Nevada Unemployment Bonds Net High Ratings

LOS ANGELES — Nevada secured two triple-A ratings and a double A-plus rating ahead of plans to price $573 million in unemployment compensation fund special revenue bonds on Oct. 29.

Standard & Poor's and Moody's Investors Service gave the bonds AAA and Aaa ratings, respectively, in reports released on Oct. 18.

Fitch Ratings gave the bonds the slightly lower AA-plus rating in a report released the same day.

Goldman Sachs and RBC Capital Markets are lead managers on the bonds.

Proceeds will be used to repay $520 million in outstanding federal unemployment loans, make a deposit into the state's unemployment trust fund, prefund interest and pay the costs of issuance, according to the Moody's report.

Moody's analysts cited the bonds support by strong security features, primarily the pledge of a special assessment on a substantially all employers in Nevada, covering about 1 million employees and a taxable wage base of $23 billion.

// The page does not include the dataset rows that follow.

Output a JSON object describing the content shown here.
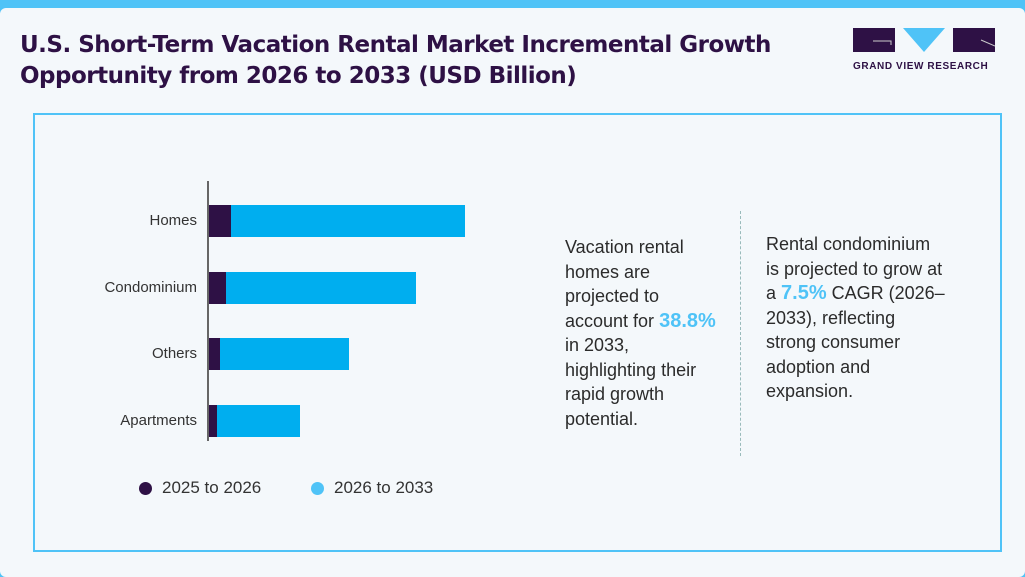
{
  "title_line1": "U.S. Short-Term Vacation Rental Market Incremental Growth",
  "title_line2": "Opportunity from 2026 to 2033 (USD Billion)",
  "logo": {
    "text": "GRAND VIEW RESEARCH"
  },
  "colors": {
    "series1": "#2e1145",
    "series2": "#00aeef",
    "accent": "#4fc3f7"
  },
  "chart_data": {
    "type": "bar",
    "orientation": "horizontal",
    "stacked": true,
    "categories": [
      "Homes",
      "Condominium",
      "Others",
      "Apartments"
    ],
    "series": [
      {
        "name": "2025 to 2026",
        "values": [
          2.2,
          1.7,
          1.1,
          0.8
        ]
      },
      {
        "name": "2026 to 2033",
        "values": [
          23.4,
          19.0,
          12.9,
          8.3
        ]
      }
    ],
    "grid": false,
    "legend": "bottom"
  },
  "note1": {
    "pre": "Vacation rental homes are projected to account for",
    "highlight": "38.8%",
    "post": "in 2033, highlighting their rapid growth potential."
  },
  "note2": {
    "pre": "Rental condominium is projected to grow at a",
    "highlight": "7.5%",
    "post": "CAGR (2026–2033), reflecting strong consumer adoption and expansion."
  }
}
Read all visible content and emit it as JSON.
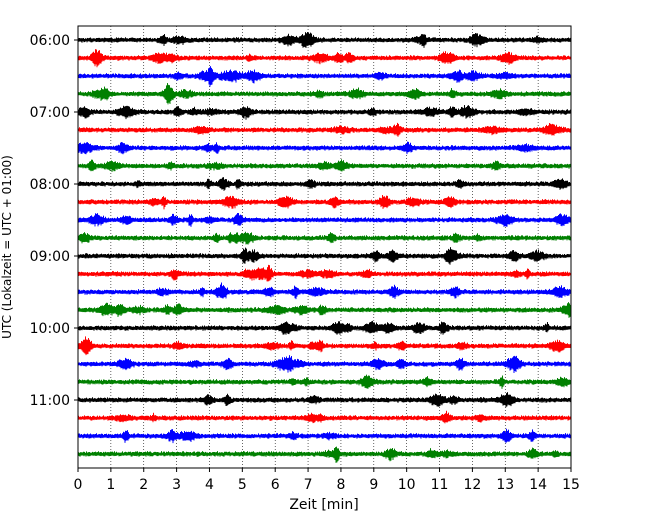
{
  "chart_data": {
    "type": "line",
    "subtype": "helicorder-seismogram",
    "xlabel": "Zeit  [min]",
    "ylabel": "UTC (Lokalzeit = UTC + 01:00)",
    "xlim": [
      0,
      15
    ],
    "x_ticks": [
      "0",
      "1",
      "2",
      "3",
      "4",
      "5",
      "6",
      "7",
      "8",
      "9",
      "10",
      "11",
      "12",
      "13",
      "14",
      "15"
    ],
    "y_tick_labels": [
      "06:00",
      "07:00",
      "08:00",
      "09:00",
      "10:00",
      "11:00"
    ],
    "vertical_grid": "dotted",
    "trace_colors": [
      "#000000",
      "#ff0000",
      "#0000ff",
      "#008000"
    ],
    "series": [
      {
        "start": "06:00",
        "color": "#000000"
      },
      {
        "start": "06:15",
        "color": "#ff0000"
      },
      {
        "start": "06:30",
        "color": "#0000ff"
      },
      {
        "start": "06:45",
        "color": "#008000"
      },
      {
        "start": "07:00",
        "color": "#000000"
      },
      {
        "start": "07:15",
        "color": "#ff0000"
      },
      {
        "start": "07:30",
        "color": "#0000ff"
      },
      {
        "start": "07:45",
        "color": "#008000"
      },
      {
        "start": "08:00",
        "color": "#000000"
      },
      {
        "start": "08:15",
        "color": "#ff0000"
      },
      {
        "start": "08:30",
        "color": "#0000ff"
      },
      {
        "start": "08:45",
        "color": "#008000"
      },
      {
        "start": "09:00",
        "color": "#000000"
      },
      {
        "start": "09:15",
        "color": "#ff0000"
      },
      {
        "start": "09:30",
        "color": "#0000ff"
      },
      {
        "start": "09:45",
        "color": "#008000"
      },
      {
        "start": "10:00",
        "color": "#000000"
      },
      {
        "start": "10:15",
        "color": "#ff0000"
      },
      {
        "start": "10:30",
        "color": "#0000ff"
      },
      {
        "start": "10:45",
        "color": "#008000"
      },
      {
        "start": "11:00",
        "color": "#000000"
      },
      {
        "start": "11:15",
        "color": "#ff0000"
      },
      {
        "start": "11:30",
        "color": "#0000ff"
      },
      {
        "start": "11:45",
        "color": "#008000"
      }
    ]
  }
}
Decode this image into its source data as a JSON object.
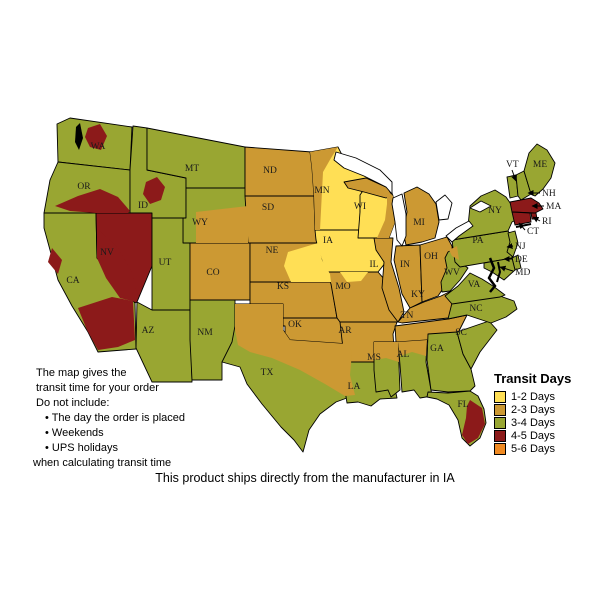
{
  "page": {
    "background": "#FFFFFF"
  },
  "map": {
    "origin_state": "IA",
    "states": [
      {
        "id": "WA",
        "label": "WA",
        "zone": "3-4"
      },
      {
        "id": "OR",
        "label": "OR",
        "zone": "3-4"
      },
      {
        "id": "CA",
        "label": "CA",
        "zone": "3-4"
      },
      {
        "id": "NV",
        "label": "NV",
        "zone": "4-5"
      },
      {
        "id": "ID",
        "label": "ID",
        "zone": "3-4"
      },
      {
        "id": "MT",
        "label": "MT",
        "zone": "3-4"
      },
      {
        "id": "WY",
        "label": "WY",
        "zone": "3-4"
      },
      {
        "id": "UT",
        "label": "UT",
        "zone": "3-4"
      },
      {
        "id": "AZ",
        "label": "AZ",
        "zone": "3-4"
      },
      {
        "id": "NM",
        "label": "NM",
        "zone": "3-4"
      },
      {
        "id": "CO",
        "label": "CO",
        "zone": "2-3"
      },
      {
        "id": "ND",
        "label": "ND",
        "zone": "2-3"
      },
      {
        "id": "SD",
        "label": "SD",
        "zone": "2-3"
      },
      {
        "id": "NE",
        "label": "NE",
        "zone": "2-3"
      },
      {
        "id": "KS",
        "label": "KS",
        "zone": "2-3"
      },
      {
        "id": "OK",
        "label": "OK",
        "zone": "2-3"
      },
      {
        "id": "TX",
        "label": "TX",
        "zone": "3-4"
      },
      {
        "id": "MN",
        "label": "MN",
        "zone": "1-2"
      },
      {
        "id": "IA",
        "label": "IA",
        "zone": "1-2"
      },
      {
        "id": "MO",
        "label": "MO",
        "zone": "2-3"
      },
      {
        "id": "AR",
        "label": "AR",
        "zone": "2-3"
      },
      {
        "id": "LA",
        "label": "LA",
        "zone": "3-4"
      },
      {
        "id": "WI",
        "label": "WI",
        "zone": "1-2"
      },
      {
        "id": "IL",
        "label": "IL",
        "zone": "2-3"
      },
      {
        "id": "MIUP",
        "label": "",
        "zone": "2-3"
      },
      {
        "id": "MI",
        "label": "MI",
        "zone": "2-3"
      },
      {
        "id": "IN",
        "label": "IN",
        "zone": "2-3"
      },
      {
        "id": "OH",
        "label": "OH",
        "zone": "2-3"
      },
      {
        "id": "KY",
        "label": "KY",
        "zone": "2-3"
      },
      {
        "id": "TN",
        "label": "TN",
        "zone": "2-3"
      },
      {
        "id": "MS",
        "label": "MS",
        "zone": "3-4"
      },
      {
        "id": "AL",
        "label": "AL",
        "zone": "3-4"
      },
      {
        "id": "GA",
        "label": "GA",
        "zone": "3-4"
      },
      {
        "id": "SC",
        "label": "SC",
        "zone": "3-4"
      },
      {
        "id": "NC",
        "label": "NC",
        "zone": "3-4"
      },
      {
        "id": "VA",
        "label": "VA",
        "zone": "3-4"
      },
      {
        "id": "WV",
        "label": "WV",
        "zone": "3-4"
      },
      {
        "id": "PA",
        "label": "PA",
        "zone": "3-4"
      },
      {
        "id": "NY",
        "label": "NY",
        "zone": "3-4"
      },
      {
        "id": "FL",
        "label": "FL",
        "zone": "3-4"
      },
      {
        "id": "VT",
        "label": "VT",
        "zone": "3-4"
      },
      {
        "id": "NH",
        "label": "NH",
        "zone": "3-4"
      },
      {
        "id": "ME",
        "label": "ME",
        "zone": "3-4"
      },
      {
        "id": "MA",
        "label": "MA",
        "zone": "4-5"
      },
      {
        "id": "RI",
        "label": "RI",
        "zone": "4-5"
      },
      {
        "id": "CT",
        "label": "CT",
        "zone": "4-5"
      },
      {
        "id": "NJ",
        "label": "NJ",
        "zone": "3-4"
      },
      {
        "id": "DE",
        "label": "DE",
        "zone": "3-4"
      },
      {
        "id": "MD",
        "label": "MD",
        "zone": "3-4"
      }
    ]
  },
  "legend": {
    "title": "Transit Days",
    "items": [
      {
        "label": "1-2 Days",
        "zone": "1-2",
        "color": "#FFDF55"
      },
      {
        "label": "2-3 Days",
        "zone": "2-3",
        "color": "#CC9933"
      },
      {
        "label": "3-4 Days",
        "zone": "3-4",
        "color": "#99A632"
      },
      {
        "label": "4-5 Days",
        "zone": "4-5",
        "color": "#8C1A1A"
      },
      {
        "label": "5-6 Days",
        "zone": "5-6",
        "color": "#F08A22"
      }
    ]
  },
  "notes": {
    "lines": [
      "The map gives the",
      "transit time for your order",
      "Do not include:",
      "• The day the order is placed",
      "• Weekends",
      "• UPS holidays",
      "when calculating transit time"
    ]
  },
  "footer": {
    "text": "This product ships directly from the manufacturer in IA"
  }
}
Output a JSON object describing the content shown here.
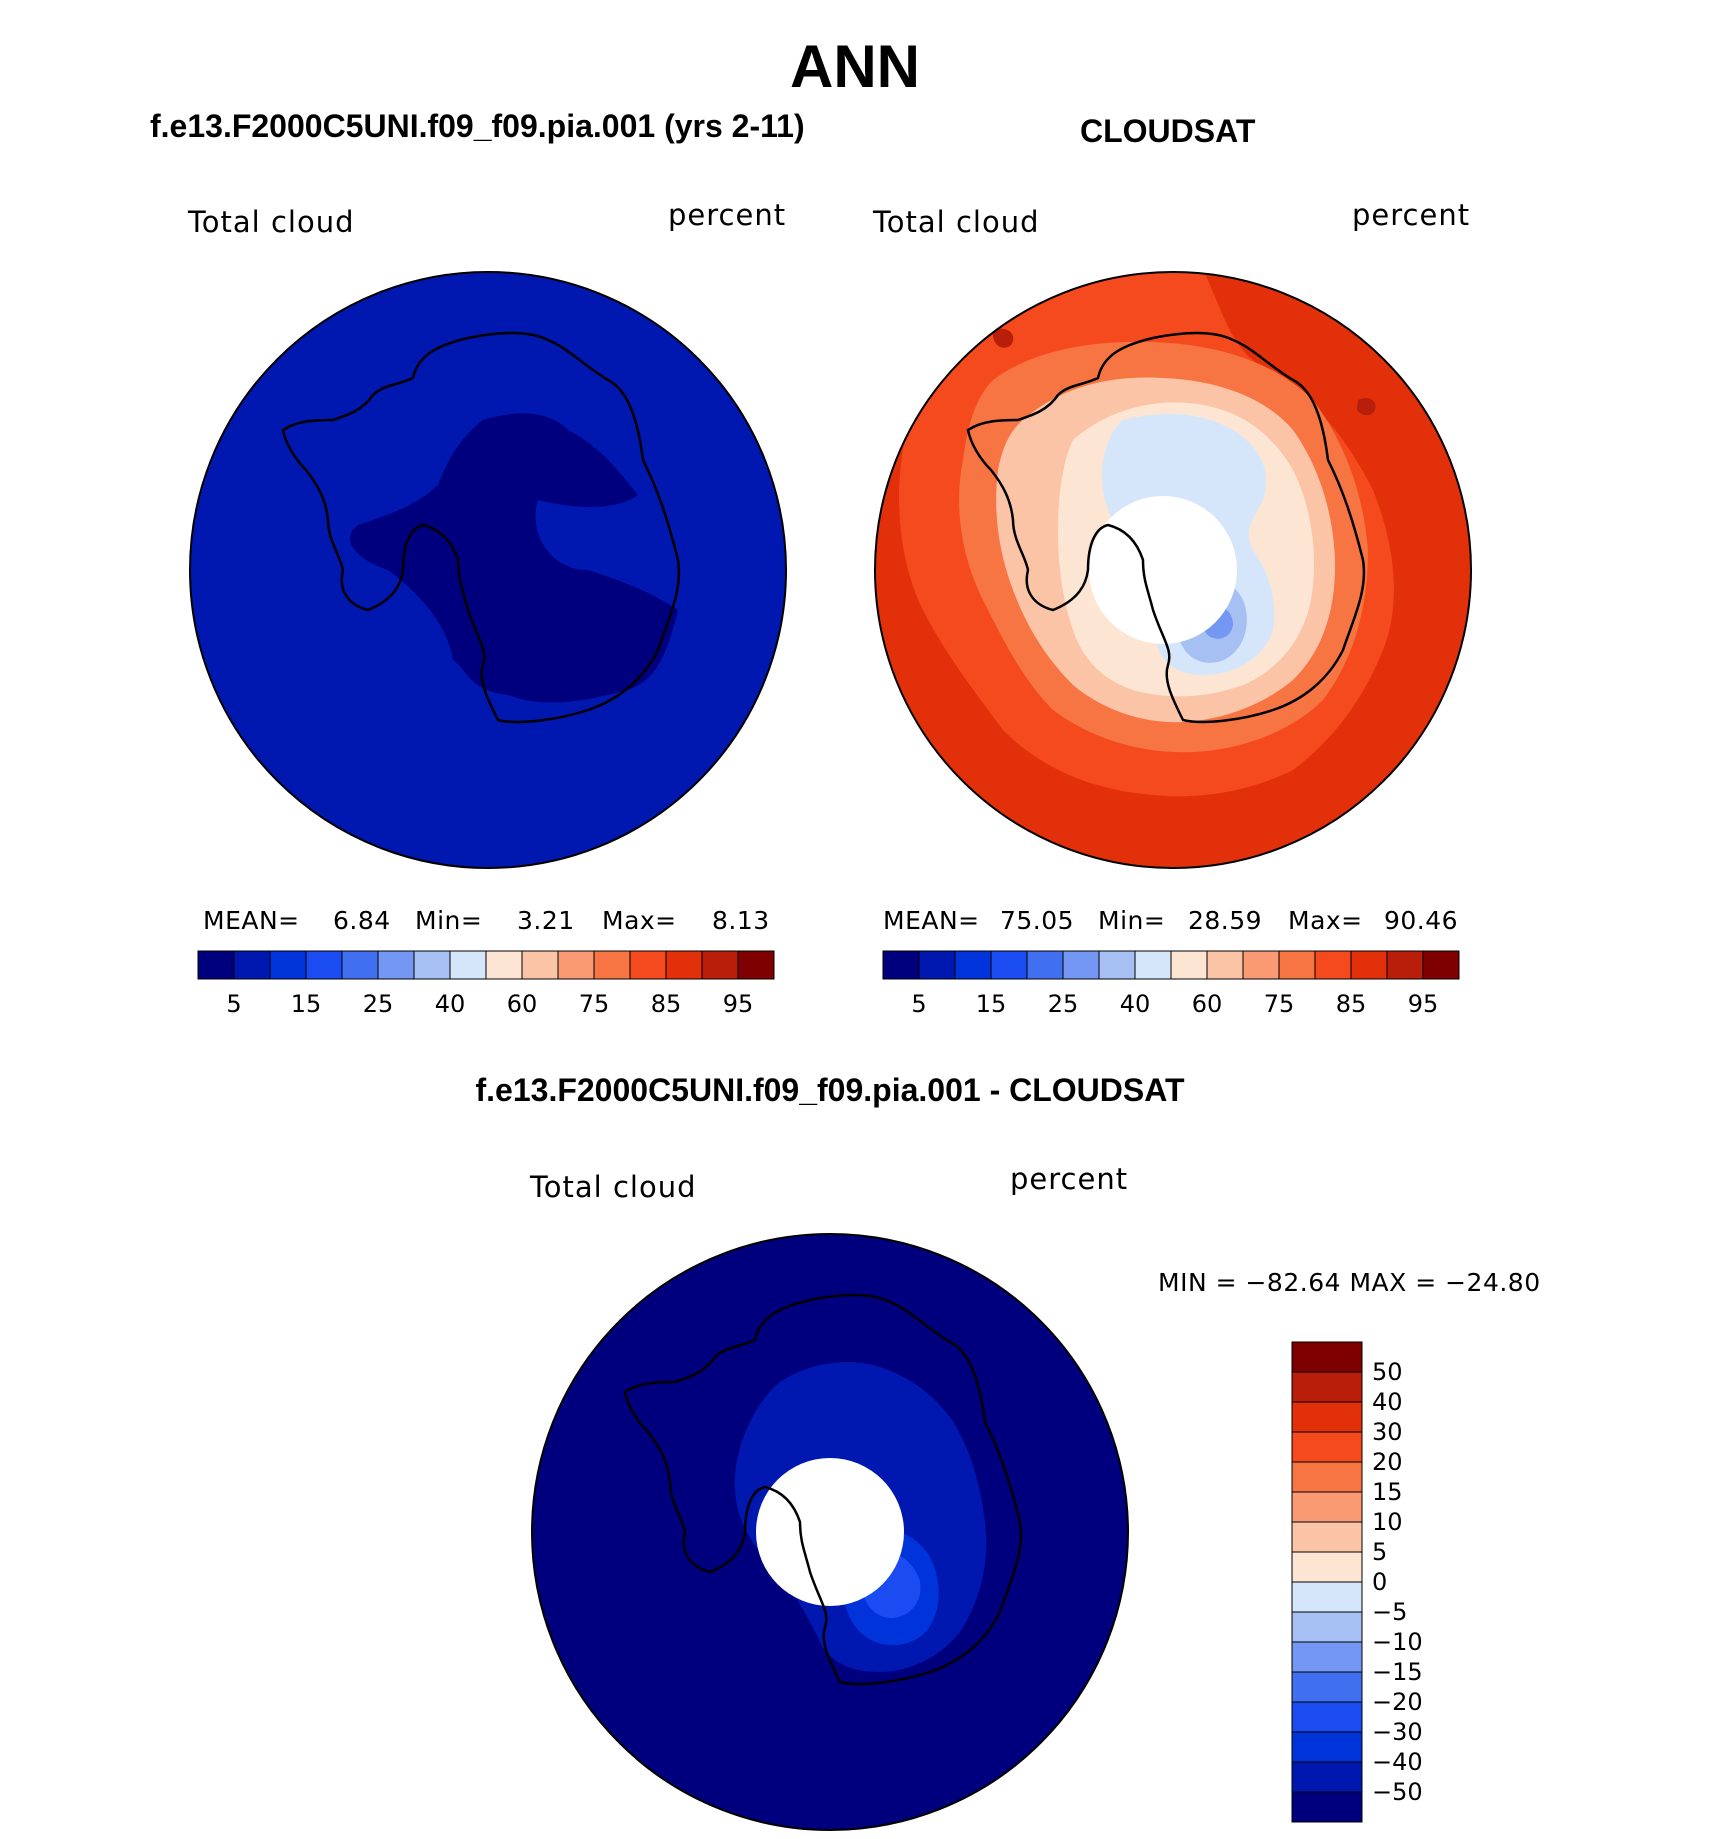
{
  "title": "ANN",
  "panels": [
    {
      "title": "f.e13.F2000C5UNI.f09_f09.pia.001 (yrs 2-11)",
      "left_label": "Total cloud",
      "right_label": "percent",
      "stats": {
        "mean_label": "MEAN=",
        "mean": "6.84",
        "min_label": "Min=",
        "min": "3.21",
        "max_label": "Max=",
        "max": "8.13"
      },
      "colorbar_ticks": [
        "5",
        "15",
        "25",
        "40",
        "60",
        "75",
        "85",
        "95"
      ]
    },
    {
      "title": "CLOUDSAT",
      "left_label": "Total cloud",
      "right_label": "percent",
      "stats": {
        "mean_label": "MEAN=",
        "mean": "75.05",
        "min_label": "Min=",
        "min": "28.59",
        "max_label": "Max=",
        "max": "90.46"
      },
      "colorbar_ticks": [
        "5",
        "15",
        "25",
        "40",
        "60",
        "75",
        "85",
        "95"
      ]
    },
    {
      "title": "f.e13.F2000C5UNI.f09_f09.pia.001 - CLOUDSAT",
      "left_label": "Total cloud",
      "right_label": "percent",
      "stats_text": "MIN = −82.64 MAX = −24.80",
      "colorbar_ticks": [
        "50",
        "40",
        "30",
        "20",
        "15",
        "10",
        "5",
        "0",
        "−5",
        "−10",
        "−15",
        "−20",
        "−30",
        "−40",
        "−50"
      ]
    }
  ],
  "colors": {
    "scale": [
      "#00007f",
      "#0018b0",
      "#0033d9",
      "#1a4cf2",
      "#4070f0",
      "#7397f2",
      "#a6c0f4",
      "#d6e6fa",
      "#fde5d4",
      "#fcc4a6",
      "#f99a73",
      "#f67542",
      "#f44a1e",
      "#e2300a",
      "#b91e0a",
      "#7f0000"
    ],
    "land_line": "#000000"
  }
}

The assessment will be levied at a rate that will result in 1.5 times debt service coverage. If revenues are insufficient, the state must levy an additional assessment to cover the shortfall.

Two additional features are a short five-year maturity reducing the probability of a severe reduction the unemployment base and a state non-impairment covenant. The state also has a 98% collection rate on its unemployment tax, Fitch analysts said in their report.

In making its rating, Fitch also cited a true-up provision that requires the administrator of the Employment Security Division of the Department of Employment to levy a supplemental special bond contribution if there are projected insufficiencies in the principal or interest accounts 75 days prior to a payment date.

The unemployment rate at 9.5% in August, remains well above the national average, but is much reduced from the peak of 14% it reached in 2010, according to the Fitch report.